As part of the new European Health Union, the therapeutics strategy supports the full lifecycle of medicines from research, development, and manufacturing to procurement and deployment, and will see three long-COVID therapeutics authorised by the end of 2021.

Commissioner for Health and Food Safety, Stella Kyriakides, said: “Vaccinations save lives, but they cannot yet eradicate COVID-19. We need a strong push on treatments to limit the need for hospitalisation, speed up recovery times, and reduce mortality. Patients in Europe and across the world should have access to world-class COVID-19 medicines.

“This is why we have set a very clear goal: by October, we will develop and authorise three new effective COVID-19 therapeutics that can have the potential to change the course of the disease. We will do so by investing in research and innovation, the identification of new promising medicines, ramping up production capacity and supporting equitable access. Our Therapeutics Strategy is a strong European Health Union in action.”

Therapeutics innovation

The plan will see the investment of €90m in population studies and clinical trials to establish links between risk factors and health outcomes to further inform public health policy and clinical management, including for long-COVID patients, and the establishment of a ‘therapeutics innovation booster’ by July 2021 to support the most promising therapeutics from preclinical research to market authorisation.

A further €5m will be invested under the EU4Health programme to generate better, high-quality safety data in clinical trials and EU countries will be provided with financial support of €2m under the EU4Health 2021 work programme for expedited and co-ordinated assessments to facilitate approval of clinical trials. Another investment of €5m will be used to map therapeutics and diagnostics to analyse development phases, production capacities, and supply chains, including possible bottlenecks.

Supply chains and regulations

The strategy will also fund a €40m preparatory action to support flexible manufacturing and access for COVID-19 therapeutics under the EU Fab project, and seven rolling reviews of promising therapeutics will be started by the end of 2021.

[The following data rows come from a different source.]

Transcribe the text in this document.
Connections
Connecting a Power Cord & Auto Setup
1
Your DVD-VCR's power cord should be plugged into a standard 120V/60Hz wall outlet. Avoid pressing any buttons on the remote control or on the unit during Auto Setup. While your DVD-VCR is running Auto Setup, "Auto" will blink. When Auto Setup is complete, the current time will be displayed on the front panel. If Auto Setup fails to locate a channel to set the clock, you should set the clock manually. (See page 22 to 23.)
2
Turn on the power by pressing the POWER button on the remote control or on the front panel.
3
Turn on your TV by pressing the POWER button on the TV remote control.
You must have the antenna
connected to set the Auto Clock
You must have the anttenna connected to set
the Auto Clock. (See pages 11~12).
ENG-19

There will also be initiatives for joint procurement and financing, the launch of new contracts for the purchase of authorised therapeutics by the end of the year, faster access to medicines with shorter administrative deadlines, and international co-operation to make medicines available to all.

Commissioner for Innovation, Research, Culture, Education and Youth, Mariya Gabriel, said: “By increasing vaccine availability across Europe, more and more Europeans are now protected against COVID-19.

“In the meantime, the development of innovative medicines to treat coronavirus patients remains a priority when it comes to saving lives. Research and innovation is the first step to finding effective and safe therapeutics, which is why we are proposing to establish a new COVID-19 ‘therapeutics innovation booster’ and will invest €90m in population studies and clinical trials.”